Why You Shouldn’t Wait ’til Marriage to Have Sex

There was a 20 something year old young lady who consulted with me after reading my previous blogs. She was juggling her decision to stop having sex until marriage. It caught me off guard a bit, but coincidentally I do have a stance on the subject in which I told her she shouldn’t stop having sex….here’s why:

Notice, I didn’t say that it’s wrong to be celibate because generally speaking it’d be ideal for everyone to wait until marriage. Outside of various religious norms, it actually would save you a lot of trouble if you have a commitment  in the eyes of the law to the person you’re giving yourself to physically. Her situation was different in her reasons why she wanted to be celibate yet similar to so many women in today’s society. This particular young lady was tired of “putting out” with cooking, cleaning, and catering overall to her guy of interest and felt like it wasn’t fair that he was satisfied and she wasn’t with his lack of commitment.

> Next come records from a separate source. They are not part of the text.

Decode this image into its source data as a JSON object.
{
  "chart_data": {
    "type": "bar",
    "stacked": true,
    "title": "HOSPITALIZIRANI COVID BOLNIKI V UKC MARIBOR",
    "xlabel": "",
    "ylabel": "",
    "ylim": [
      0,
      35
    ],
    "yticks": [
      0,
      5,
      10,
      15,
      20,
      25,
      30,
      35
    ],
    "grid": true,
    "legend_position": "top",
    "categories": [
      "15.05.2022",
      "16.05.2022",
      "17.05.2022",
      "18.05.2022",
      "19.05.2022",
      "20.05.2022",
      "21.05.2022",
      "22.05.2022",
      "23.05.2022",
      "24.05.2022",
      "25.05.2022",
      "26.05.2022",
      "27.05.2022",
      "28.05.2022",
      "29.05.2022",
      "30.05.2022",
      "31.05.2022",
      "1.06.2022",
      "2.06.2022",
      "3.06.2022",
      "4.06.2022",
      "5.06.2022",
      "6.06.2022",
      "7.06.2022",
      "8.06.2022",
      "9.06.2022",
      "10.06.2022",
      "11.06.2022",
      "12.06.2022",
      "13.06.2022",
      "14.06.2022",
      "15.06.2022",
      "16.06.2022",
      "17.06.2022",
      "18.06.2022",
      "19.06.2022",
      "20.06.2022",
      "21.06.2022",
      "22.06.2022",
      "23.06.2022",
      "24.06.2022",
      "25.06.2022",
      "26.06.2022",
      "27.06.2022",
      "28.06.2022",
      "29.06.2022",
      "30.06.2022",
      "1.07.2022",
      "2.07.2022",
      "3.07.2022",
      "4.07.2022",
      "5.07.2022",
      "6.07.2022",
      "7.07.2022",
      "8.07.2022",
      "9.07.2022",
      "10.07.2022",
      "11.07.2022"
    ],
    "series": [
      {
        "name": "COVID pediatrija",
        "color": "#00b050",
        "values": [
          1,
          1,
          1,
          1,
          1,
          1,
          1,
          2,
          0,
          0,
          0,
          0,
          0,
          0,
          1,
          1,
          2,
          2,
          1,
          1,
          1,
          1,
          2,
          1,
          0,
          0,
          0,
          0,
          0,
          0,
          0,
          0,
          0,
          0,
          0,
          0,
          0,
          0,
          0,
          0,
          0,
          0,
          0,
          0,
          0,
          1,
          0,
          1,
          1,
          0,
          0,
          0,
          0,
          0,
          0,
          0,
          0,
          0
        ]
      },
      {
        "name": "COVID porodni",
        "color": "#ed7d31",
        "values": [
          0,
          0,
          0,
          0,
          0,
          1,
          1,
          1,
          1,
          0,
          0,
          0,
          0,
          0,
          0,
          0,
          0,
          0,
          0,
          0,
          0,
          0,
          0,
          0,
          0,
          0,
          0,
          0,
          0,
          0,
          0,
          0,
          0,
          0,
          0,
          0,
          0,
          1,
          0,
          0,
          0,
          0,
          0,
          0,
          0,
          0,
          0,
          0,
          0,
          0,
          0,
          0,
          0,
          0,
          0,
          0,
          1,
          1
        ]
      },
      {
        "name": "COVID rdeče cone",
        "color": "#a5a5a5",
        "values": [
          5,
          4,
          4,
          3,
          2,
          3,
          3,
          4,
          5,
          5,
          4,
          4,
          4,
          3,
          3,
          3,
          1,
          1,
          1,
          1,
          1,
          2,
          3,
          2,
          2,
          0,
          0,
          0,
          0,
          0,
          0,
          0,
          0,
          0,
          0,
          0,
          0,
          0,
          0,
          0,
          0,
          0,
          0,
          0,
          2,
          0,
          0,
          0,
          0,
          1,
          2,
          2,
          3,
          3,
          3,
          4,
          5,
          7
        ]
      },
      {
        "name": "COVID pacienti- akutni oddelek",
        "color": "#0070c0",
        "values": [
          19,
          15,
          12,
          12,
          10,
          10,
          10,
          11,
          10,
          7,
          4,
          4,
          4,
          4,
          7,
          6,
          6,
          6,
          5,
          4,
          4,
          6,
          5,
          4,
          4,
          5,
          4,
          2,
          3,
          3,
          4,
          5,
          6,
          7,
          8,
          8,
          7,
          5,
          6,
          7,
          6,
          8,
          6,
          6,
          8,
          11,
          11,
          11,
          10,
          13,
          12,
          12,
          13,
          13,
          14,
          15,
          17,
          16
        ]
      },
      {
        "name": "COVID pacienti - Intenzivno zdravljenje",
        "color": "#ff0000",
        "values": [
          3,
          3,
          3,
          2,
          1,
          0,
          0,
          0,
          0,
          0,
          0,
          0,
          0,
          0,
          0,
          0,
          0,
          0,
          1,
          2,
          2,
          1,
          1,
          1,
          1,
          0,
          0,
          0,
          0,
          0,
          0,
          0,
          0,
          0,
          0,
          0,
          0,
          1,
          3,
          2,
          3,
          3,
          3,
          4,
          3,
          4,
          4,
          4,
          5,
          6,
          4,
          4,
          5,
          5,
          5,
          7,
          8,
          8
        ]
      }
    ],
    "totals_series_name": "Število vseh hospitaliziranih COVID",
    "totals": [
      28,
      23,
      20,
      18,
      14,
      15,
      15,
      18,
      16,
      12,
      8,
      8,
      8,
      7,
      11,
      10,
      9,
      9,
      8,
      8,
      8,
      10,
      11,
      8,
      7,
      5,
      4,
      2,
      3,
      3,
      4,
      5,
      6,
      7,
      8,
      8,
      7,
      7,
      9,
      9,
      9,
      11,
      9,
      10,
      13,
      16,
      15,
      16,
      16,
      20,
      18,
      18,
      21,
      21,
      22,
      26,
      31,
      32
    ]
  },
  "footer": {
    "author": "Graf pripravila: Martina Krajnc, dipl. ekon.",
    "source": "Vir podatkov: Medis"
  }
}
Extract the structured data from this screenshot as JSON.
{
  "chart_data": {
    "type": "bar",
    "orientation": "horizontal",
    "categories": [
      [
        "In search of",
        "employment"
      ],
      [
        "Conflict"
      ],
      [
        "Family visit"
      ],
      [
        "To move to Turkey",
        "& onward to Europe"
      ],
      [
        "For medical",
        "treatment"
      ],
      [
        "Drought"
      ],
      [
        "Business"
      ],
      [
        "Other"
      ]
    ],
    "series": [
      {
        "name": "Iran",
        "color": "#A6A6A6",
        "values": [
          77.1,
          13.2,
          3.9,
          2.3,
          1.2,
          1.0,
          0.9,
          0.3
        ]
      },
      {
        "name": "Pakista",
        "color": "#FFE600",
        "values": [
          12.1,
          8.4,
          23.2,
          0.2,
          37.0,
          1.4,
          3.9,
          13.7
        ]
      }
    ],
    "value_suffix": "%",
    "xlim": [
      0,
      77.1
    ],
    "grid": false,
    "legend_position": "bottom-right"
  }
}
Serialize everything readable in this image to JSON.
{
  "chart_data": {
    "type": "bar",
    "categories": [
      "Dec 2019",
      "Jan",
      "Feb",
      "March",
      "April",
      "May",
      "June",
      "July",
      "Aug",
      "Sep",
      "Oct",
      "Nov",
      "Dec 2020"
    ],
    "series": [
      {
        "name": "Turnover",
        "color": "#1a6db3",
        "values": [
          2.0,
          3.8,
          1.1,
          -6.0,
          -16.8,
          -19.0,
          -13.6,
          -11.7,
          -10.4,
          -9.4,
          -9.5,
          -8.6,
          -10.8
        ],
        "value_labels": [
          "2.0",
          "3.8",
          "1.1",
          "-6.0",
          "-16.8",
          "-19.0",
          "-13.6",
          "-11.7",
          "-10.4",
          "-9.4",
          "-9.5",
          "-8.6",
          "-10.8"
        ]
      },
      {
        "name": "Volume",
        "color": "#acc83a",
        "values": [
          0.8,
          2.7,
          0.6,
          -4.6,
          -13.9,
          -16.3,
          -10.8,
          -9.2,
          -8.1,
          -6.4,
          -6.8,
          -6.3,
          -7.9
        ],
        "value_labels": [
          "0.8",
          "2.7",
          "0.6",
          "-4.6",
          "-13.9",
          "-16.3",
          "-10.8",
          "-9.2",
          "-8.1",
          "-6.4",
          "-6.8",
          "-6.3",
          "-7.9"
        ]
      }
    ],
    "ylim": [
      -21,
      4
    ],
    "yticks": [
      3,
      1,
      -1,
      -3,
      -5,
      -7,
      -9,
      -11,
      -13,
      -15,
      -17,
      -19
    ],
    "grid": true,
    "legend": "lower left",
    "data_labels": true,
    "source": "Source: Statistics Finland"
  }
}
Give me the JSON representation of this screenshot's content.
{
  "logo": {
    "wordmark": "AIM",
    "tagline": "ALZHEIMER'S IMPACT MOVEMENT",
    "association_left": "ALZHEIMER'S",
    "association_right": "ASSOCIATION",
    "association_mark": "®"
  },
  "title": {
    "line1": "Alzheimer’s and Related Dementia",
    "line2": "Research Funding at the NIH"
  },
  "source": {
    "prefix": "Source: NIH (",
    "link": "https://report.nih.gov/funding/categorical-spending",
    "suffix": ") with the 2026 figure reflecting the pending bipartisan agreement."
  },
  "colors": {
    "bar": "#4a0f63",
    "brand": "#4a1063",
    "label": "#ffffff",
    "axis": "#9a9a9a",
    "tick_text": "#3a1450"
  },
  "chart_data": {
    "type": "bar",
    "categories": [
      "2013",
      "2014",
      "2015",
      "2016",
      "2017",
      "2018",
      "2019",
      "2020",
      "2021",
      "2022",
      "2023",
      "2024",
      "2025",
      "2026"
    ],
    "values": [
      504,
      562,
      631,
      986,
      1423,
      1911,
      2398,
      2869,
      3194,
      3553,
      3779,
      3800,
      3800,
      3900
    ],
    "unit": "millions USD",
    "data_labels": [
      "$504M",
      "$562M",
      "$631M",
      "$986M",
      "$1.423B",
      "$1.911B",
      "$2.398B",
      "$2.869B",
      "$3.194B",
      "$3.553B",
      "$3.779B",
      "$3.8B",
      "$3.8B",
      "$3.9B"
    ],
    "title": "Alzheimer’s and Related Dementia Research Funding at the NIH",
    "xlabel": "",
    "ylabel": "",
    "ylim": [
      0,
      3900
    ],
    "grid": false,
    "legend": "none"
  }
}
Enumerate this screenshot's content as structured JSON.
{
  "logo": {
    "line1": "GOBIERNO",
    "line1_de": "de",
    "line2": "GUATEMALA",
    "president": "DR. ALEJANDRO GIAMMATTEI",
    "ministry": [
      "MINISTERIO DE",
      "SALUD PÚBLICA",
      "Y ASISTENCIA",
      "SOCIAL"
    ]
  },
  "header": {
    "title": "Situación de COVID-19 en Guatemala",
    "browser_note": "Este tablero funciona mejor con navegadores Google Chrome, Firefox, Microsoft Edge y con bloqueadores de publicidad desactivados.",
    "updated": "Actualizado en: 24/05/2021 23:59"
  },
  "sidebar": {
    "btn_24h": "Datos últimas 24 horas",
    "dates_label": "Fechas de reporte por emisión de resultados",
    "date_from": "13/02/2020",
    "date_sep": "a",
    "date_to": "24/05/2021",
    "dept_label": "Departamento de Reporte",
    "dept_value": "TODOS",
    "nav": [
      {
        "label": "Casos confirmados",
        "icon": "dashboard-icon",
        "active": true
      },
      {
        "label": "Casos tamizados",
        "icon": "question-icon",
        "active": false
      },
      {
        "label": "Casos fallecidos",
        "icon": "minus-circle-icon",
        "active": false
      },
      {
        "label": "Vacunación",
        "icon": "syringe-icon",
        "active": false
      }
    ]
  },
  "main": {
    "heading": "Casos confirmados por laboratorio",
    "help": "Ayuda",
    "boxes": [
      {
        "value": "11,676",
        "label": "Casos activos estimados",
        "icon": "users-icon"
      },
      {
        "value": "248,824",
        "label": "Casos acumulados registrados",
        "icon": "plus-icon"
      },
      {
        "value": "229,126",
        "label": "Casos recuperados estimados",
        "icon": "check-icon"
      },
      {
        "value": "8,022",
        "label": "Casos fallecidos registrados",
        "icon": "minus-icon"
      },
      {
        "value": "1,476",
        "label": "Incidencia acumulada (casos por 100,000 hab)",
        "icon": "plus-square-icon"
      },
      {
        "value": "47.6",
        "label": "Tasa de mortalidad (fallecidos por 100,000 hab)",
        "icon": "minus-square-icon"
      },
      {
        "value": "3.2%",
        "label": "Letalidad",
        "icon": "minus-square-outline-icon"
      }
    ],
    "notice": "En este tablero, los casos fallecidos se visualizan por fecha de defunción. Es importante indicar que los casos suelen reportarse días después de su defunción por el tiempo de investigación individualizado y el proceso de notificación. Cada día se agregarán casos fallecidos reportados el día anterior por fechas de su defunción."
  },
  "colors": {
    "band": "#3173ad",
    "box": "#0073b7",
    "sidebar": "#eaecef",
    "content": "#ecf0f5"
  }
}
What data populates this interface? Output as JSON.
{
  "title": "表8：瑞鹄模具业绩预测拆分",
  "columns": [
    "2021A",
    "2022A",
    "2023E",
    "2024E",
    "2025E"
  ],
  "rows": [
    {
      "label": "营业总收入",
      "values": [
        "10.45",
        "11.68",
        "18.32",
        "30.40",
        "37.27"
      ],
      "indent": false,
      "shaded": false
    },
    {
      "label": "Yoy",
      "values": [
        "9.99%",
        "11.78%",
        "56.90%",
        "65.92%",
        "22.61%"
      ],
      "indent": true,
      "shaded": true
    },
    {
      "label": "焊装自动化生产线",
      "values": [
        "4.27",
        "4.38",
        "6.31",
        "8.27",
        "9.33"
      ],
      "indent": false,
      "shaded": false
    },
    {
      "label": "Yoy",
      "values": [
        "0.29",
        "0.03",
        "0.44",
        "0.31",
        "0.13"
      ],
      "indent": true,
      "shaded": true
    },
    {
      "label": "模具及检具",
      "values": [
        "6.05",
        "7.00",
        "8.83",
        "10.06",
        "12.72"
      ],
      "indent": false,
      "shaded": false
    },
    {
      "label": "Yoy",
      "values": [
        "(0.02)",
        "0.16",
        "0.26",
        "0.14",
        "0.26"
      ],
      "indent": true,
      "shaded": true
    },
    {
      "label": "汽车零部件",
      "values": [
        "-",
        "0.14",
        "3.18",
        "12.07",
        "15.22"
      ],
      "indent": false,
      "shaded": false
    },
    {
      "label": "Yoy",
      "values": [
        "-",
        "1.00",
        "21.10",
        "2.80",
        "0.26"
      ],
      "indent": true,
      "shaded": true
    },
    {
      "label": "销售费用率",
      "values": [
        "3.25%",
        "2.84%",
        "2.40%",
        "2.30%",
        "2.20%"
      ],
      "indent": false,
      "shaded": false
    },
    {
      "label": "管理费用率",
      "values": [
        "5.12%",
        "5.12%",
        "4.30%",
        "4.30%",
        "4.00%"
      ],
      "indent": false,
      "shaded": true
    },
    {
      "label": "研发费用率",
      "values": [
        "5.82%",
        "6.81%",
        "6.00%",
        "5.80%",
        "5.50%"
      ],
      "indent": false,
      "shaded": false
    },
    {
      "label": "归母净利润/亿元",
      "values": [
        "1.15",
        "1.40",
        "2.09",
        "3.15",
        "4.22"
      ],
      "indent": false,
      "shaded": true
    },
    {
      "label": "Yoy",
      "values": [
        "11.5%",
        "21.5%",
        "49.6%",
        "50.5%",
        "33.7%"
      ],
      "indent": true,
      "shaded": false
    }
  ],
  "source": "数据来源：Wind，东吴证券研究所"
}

Her way of settling the score was to cut off sex until he decided he wanted to settle down and that was the red flag that brought me to my decision. Ladies, you can’t trick a man into settling down with you, even if you use the most powerful thing in the world, vagina. It’s convenient to believe this is the best route because you will in fact hit him where it hurts, but your retaliation to not getting what you want won’t be very effective in yielding the results you’re looking for. Abruptly cutting a man off from sex without mutually agreeing it’d be beneficial to both of you will only leave him with a bruised ego and looking for another sexual outlet to restore his esteem. I advised her to not only cut off sex, but be prepared to cut off everything including her feelings until he was ready for the full package. Being an “all or nothing” deal is your best bet for finding a man who’s ready to settle down, not cutting off sex. Once you let a man know where you stand up front, and get past his initial attempts to hold you to your word, it’ll be much easier to filter out those men who aren’t at least ready to put forth the effort you deserve. Marriage at that point will only be a name change and paper work, and sex won’t even be an issue. 🙂

-Jaxn

12 thoughts on “Why You Shouldn’t Wait ’til Marriage to Have Sex

    • You’d be surprised at the different things we use for leverage in a relationship but sex or the lackthereof will always be one

  1. Reading your works gets me re inspired,its another beautiful package in another beautiful article.please keep it up

  2. The hardest thing for me is how to determine if a man is really sincere or just after sex…I tried every approach. And the all end the same??? What is a for sure sign a man is not only after sex???